Dikarenakan keduanya yang sifatnya sama-sama seperti air, keheningan melingkupi tanpa ada yang mau menginterupsi. Baik Haruka maupun Air sepakat dalam diam bahwa mereka lebih menyukai suasana bisu. Terbukti dari bahasa tubuh mereka yang sama sekali tidak bergerak seinci pun dari posisi semula.

Sayangnya, pecinta air tidak selamanya bisa bersikap seperti air. Beda dengan Air yang memang merupakan personifikasi dari elemen kuasanya sendiri sehingga ia tahan dengan tenangnya situasi. Ia hanya melihat saja ketika remaja berambut biru itu berdiri.

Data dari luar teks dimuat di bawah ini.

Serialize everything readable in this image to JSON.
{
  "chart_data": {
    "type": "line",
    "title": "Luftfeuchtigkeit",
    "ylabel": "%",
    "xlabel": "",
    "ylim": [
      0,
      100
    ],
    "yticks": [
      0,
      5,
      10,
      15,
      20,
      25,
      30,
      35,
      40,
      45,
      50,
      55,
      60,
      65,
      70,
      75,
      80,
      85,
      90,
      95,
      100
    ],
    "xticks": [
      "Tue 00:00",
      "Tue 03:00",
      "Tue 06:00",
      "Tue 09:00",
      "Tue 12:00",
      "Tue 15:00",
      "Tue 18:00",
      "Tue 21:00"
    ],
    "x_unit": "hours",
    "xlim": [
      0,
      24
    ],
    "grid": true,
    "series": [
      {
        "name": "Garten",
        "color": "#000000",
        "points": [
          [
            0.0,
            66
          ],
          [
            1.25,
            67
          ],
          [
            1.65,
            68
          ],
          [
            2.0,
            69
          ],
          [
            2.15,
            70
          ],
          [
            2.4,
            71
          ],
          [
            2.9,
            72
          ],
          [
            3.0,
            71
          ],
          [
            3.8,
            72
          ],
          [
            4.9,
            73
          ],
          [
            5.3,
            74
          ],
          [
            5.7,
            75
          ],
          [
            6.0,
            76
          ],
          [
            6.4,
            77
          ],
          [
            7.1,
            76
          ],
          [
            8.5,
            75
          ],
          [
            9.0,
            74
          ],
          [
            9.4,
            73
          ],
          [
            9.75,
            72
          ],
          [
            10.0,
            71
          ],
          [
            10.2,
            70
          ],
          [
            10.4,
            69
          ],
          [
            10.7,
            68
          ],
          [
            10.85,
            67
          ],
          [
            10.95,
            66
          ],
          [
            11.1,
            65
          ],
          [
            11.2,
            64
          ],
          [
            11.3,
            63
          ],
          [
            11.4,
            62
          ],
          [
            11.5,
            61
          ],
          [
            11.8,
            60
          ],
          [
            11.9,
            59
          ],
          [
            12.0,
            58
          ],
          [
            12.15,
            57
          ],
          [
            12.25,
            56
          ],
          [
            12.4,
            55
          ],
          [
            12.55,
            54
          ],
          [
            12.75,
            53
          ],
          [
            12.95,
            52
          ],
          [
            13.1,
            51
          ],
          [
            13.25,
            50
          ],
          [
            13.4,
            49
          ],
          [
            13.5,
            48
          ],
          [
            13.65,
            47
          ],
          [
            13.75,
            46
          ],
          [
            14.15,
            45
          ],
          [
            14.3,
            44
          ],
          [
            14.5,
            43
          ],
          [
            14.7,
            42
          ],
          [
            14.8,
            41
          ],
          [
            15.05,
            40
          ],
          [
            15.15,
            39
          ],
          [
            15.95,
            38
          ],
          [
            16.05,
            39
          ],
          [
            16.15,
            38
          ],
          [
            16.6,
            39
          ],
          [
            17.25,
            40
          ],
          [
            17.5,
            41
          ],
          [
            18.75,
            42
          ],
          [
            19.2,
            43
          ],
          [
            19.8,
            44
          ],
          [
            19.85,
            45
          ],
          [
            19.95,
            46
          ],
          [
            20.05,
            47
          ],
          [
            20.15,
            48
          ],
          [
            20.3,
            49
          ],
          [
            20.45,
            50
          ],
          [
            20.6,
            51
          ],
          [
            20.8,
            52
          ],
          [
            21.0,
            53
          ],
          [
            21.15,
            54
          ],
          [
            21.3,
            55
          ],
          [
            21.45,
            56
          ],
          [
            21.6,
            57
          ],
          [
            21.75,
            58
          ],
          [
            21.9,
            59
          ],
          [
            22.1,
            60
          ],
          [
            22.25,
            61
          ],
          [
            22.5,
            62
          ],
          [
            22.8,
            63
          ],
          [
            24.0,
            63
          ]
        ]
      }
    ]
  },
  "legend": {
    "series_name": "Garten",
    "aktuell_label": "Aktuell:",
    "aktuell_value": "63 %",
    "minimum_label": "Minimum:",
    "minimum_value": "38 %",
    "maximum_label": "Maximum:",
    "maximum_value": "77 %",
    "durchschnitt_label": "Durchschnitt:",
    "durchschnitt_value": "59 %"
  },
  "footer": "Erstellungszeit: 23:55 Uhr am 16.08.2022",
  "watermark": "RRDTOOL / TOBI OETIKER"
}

"Kau mau makan? Aku ada ikan saba," tawar Haruka. Gelengan kepala hadir sebagai jawaban atas tawarannya. Itu tak bertahan lama, sebab bunyi keroncongan cacing minta makan dari perut Air berhasil membuatnya tersenyum tipis. "Akan kubuatkan sebentar lagi."

Air menunduk malu, mukanya memerah. Matanya bergerak menatap ke luar, dalam hati menerka, apa yang sedang dilakukan saudara-saudaranya sekarang? Lapar jugakah mereka? Bisakah mereka makan? Sementara ia mendapatkan tempat tidur yang terjamin dan makanan yang—semoga saja—enak, apakah saudara-saudaranya juga mendapatkannya?

Ia berharap semoga Gempa segera menemukan jalan untuk pulang.


TBC


A/N:

Seperti biasa, tadinya saya ingin jadikan ini OS saja, tapi ternyata banyak hal yg terjadi sehingga harus dipotong jadi dua bagian (semoga /eh).